Because these types of tests are not being run constantly and they can be run on the same datasets, they can be run in the same environment. When they aren’t being run, the data refresh processes can be running to update that single environment with up to date records from production. This needs to be made efficient, otherwise the more platform is built, the more data is in prod, and the longer the refresh will take.
I’m pretty sure I’m going to cop for some flack, saying that UAT tests and load tests aren’t being run continuously, but I beg to disagree. UAT tests carried out at the story level are not real UAT tests unless the story encompasses an entire feature. A story can be integration tested, UI tested, auto tested, manually tested, unit tested, but usually not UAT’d. A user acceptance test is from the point of view of a user, and that generally happens with feature releases (especially when a later story may change the functionality of an earlier story, making the earlier UAT irrelevant).
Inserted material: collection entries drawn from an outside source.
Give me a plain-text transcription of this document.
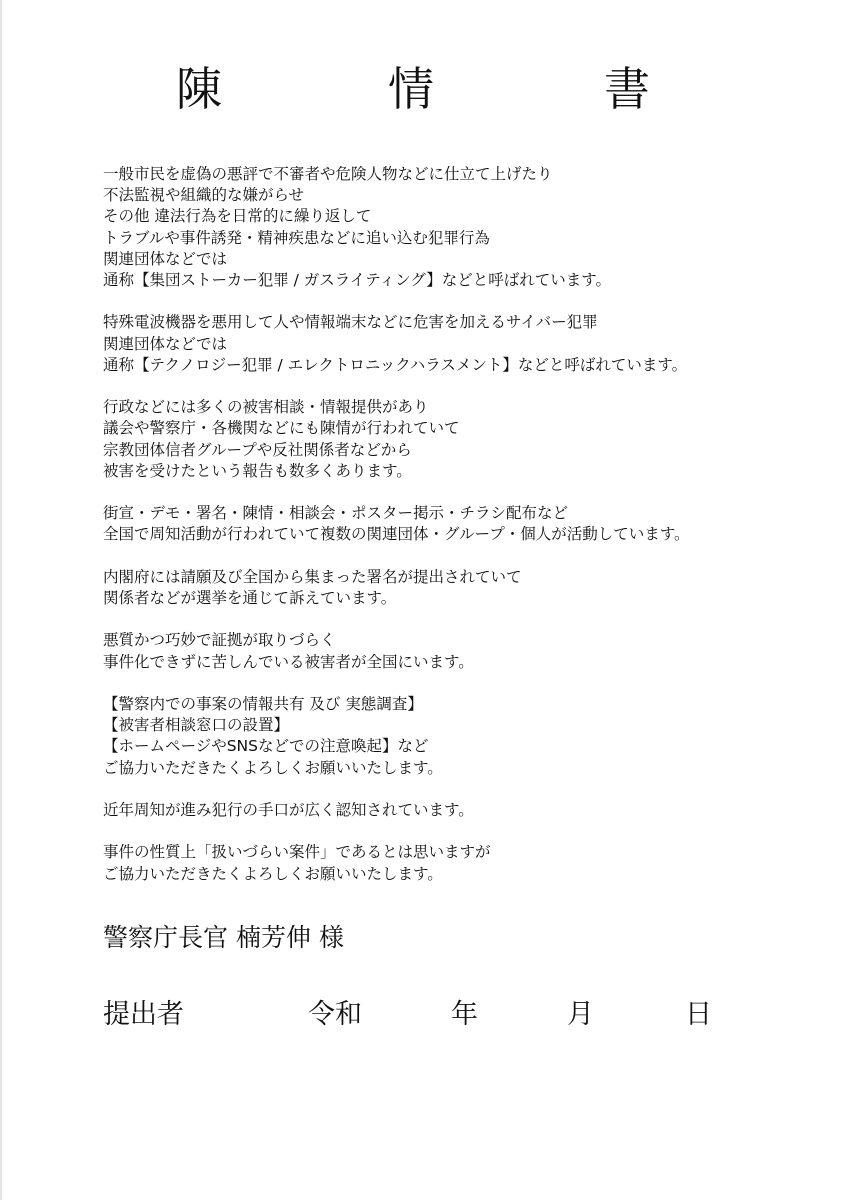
陳	情	書
一般市民を虚偽の悪評で不審者や危険人物などに仕立て上げたり
不法監視や組織的な嫌がらせ
その他 違法行為を日常的に繰り返して
トラブルや事件誘発・精神疾患などに追い込む犯罪行為
関連団体などでは
通称【集団ストーカー犯罪 / ガスライティング】などと呼ばれています。
特殊電波機器を悪用して人や情報端末などに危害を加えるサイバー犯罪
関連団体などでは
通称【テクノロジー犯罪 / エレクトロニックハラスメント】などと呼ばれています。
行政などには多くの被害相談・情報提供があり
議会や警察庁・各機関などにも陳情が行われていて
宗教団体信者グループや反社関係者などから
被害を受けたという報告も数多くあります。
街宣・デモ・署名・陳情・相談会・ポスター掲示・チラシ配布など
全国で周知活動が行われていて複数の関連団体・グループ・個人が活動しています。
内閣府には請願及び全国から集まった署名が提出されていて
関係者などが選挙を通じて訴えています。
悪質かつ巧妙で証拠が取りづらく
事件化できずに苦しんでいる被害者が全国にいます。
【警察内での事案の情報共有 及び 実態調査】
【被害者相談窓口の設置】
【ホームページやSNSなどでの注意喚起】など
ご協力いただきたくよろしくお願いいたします。
近年周知が進み犯行の手口が広く認知されています。
事件の性質上「扱いづらい案件」であるとは思いますが
ご協力いただきたくよろしくお願いいたします。
警察庁長官 楠芳伸 様
提出者	令和	年	月	日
There might be an amount of load testing carried out in other environments, but on a much smaller scale and with narrower scopes. The tests we’re talking about here are end to end.
Because only a single environment is being affected, temporary outages due to the complicated nature of refreshing data and masking personal data tend not to impact ongoing work.
Where it doesn’t work
As a rule, don’t let developers near your production datasets. Not even obfuscated copies. This isn’t a security problem, it’s an architecture problem. If developers and architects don’t have to worry about the composition of a record, if they don’t have to think of how many different systems need data injecting into them in order for a single screen to function, then things start to sprawl in horrible ways. I’ve seen first hand the ridiculous scenario where there is simply no known way to reliably inject a user in such a way that a system will work fully. What’s worse, is that I’ve seen this more than once.
I’ve been in the situation where there is no single developer who knows exactly where a user record comes from in full. The idea of building a ‘User Service’ which could create a user seemed mindbogglingly complicated.
Why is this a bad thing? If your development teams don’t understand where the data is coming from, they don’t understand the behaviour of the system they’re building, and they can’t write tests which cover all scenarios. You start to rely on the (incorrect) idea that the production data is a ‘golden recordset’ which contains so much data it must cover all scenarios. Then the developers start to realise they can’t write reliable tests against data which is refreshed every few weeks and randomly masked in different ways. It becomes a manual QA effort to find records to use in tests. Problems aren’t found until much later and cost much more to solve, or worse: problems aren’t noticed.
If it isn’t possible for developers to understand and write coded tests for all behaviours and inject data to drive each behaviour, then you are slowly grinding to a halt.
Avoid pushing production-like data to development, or staging, or any other environment where it isn’t needed. Behaviours should be sufficiently defined, and architecture should be properly conceived, so injecting test data as part of automated testing is simple. There are no swings and roundabouts here – there’s just a good and bad approach. Please pick the good one.